N certainly isn’t the first online/mobile series to showcase A-list talent, but it is an affirmation of the huge potential for big-time names and top-notch production on the third screen.

A joint venture of Simon and SchusterMarvel Entertainment and CBS Mobile (clearly, money is not an issue for this particular production), N is a 25-episode serial based on an upcoming short story by the master of horror, Stephen King.  Unveiled at Comic-Con International in San Diego last weekend, the series premiered online on Monday and will play a new episode every weekday through the end of August.

The episodes are based on King’s previously unpublished story about a psychiatrist who identifies a little too closely with one of his obsessive-compulsive patients. The details of the victim’s demise cleverly unspool when his sister finds a mysterious box containing clues and – you guessed it – horror!

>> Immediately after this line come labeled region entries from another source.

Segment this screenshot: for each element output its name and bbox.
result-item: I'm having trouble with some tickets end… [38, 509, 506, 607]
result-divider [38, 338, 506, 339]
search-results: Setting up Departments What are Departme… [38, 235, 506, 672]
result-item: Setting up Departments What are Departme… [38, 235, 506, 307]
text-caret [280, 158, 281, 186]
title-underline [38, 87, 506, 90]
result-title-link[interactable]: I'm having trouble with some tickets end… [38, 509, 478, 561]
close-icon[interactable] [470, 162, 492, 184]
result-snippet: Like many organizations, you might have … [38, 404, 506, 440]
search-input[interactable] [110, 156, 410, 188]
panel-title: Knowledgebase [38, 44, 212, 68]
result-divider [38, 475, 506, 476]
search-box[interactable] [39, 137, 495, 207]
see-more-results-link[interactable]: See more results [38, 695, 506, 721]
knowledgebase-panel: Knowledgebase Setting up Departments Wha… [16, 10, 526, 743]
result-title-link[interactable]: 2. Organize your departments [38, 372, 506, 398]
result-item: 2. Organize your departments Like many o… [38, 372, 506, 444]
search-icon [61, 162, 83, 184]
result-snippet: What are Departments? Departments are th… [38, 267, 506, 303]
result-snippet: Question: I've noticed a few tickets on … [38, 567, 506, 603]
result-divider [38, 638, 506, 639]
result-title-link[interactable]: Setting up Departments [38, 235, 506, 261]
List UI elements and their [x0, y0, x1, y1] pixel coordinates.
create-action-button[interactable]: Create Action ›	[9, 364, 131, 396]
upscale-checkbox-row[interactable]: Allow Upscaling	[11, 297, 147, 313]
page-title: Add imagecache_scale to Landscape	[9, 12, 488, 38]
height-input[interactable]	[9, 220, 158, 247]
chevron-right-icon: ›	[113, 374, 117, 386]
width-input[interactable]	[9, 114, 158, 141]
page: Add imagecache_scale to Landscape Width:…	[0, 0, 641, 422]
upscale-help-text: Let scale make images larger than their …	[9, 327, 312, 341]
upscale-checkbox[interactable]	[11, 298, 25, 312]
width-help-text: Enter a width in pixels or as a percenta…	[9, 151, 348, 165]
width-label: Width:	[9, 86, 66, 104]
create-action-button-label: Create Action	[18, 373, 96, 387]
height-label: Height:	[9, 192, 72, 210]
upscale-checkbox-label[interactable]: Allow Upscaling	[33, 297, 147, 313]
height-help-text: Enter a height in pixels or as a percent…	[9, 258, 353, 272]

It looks like a graphic novel come to semi-animated life.  Cheap to produce but mesmerizing, with voiceovers from characters accompanying pans and scans of illustrated stills by the lauded comic book artist Alex Maleev (best known for his work on NBC’s Heroes and dark, cinematic images in Marvel’s Daredevil).

N is notable for a couple of reasons. First, it is visually arresting. Maleev’s illustrations, expertly colored by revered comic-book colorist José Villarrubia, are sharp yet sublime, grainy yet graceful. With miniature measurements in mind, each shot glides over a still illustration.  Rather than watching an animation per se, it’s as though we’re being carefully guided across frames of a comic strip, like a deranged kidergarten teacher is reading aloud a horribly inappropriate story.

Second, N is a brilliant marketing stunt. Sure, you can watch all 25 episodes for free online (along with the occasional commercial), but CBS (which owns Simon and Schuster), along with Marvel and King would really like you to become a paying customer, purchasing blocks of 5 episodes for $0.99 or an entire “Season Pass” for $3.99. And not for nothing, but a DVD version is set to hit stores this fall.

More relevant for King, however, is that N serves as fantastic publicity for his upcoming collection of short stories entitled Just After Sunset. (This is not the first time King has used the internet to generate buzz. You may remember King’s self-published and somewhat ill-fated e-serial novelThe Plant back in 2000.) 

Third – and this is most important – is that N is really effing cool. It’s a fun, creepy, gothic, ghoulish tale told in an innovative and elegant way – sure to attract horror geeks, literary types, film fans, comic junkies and video addicts alike.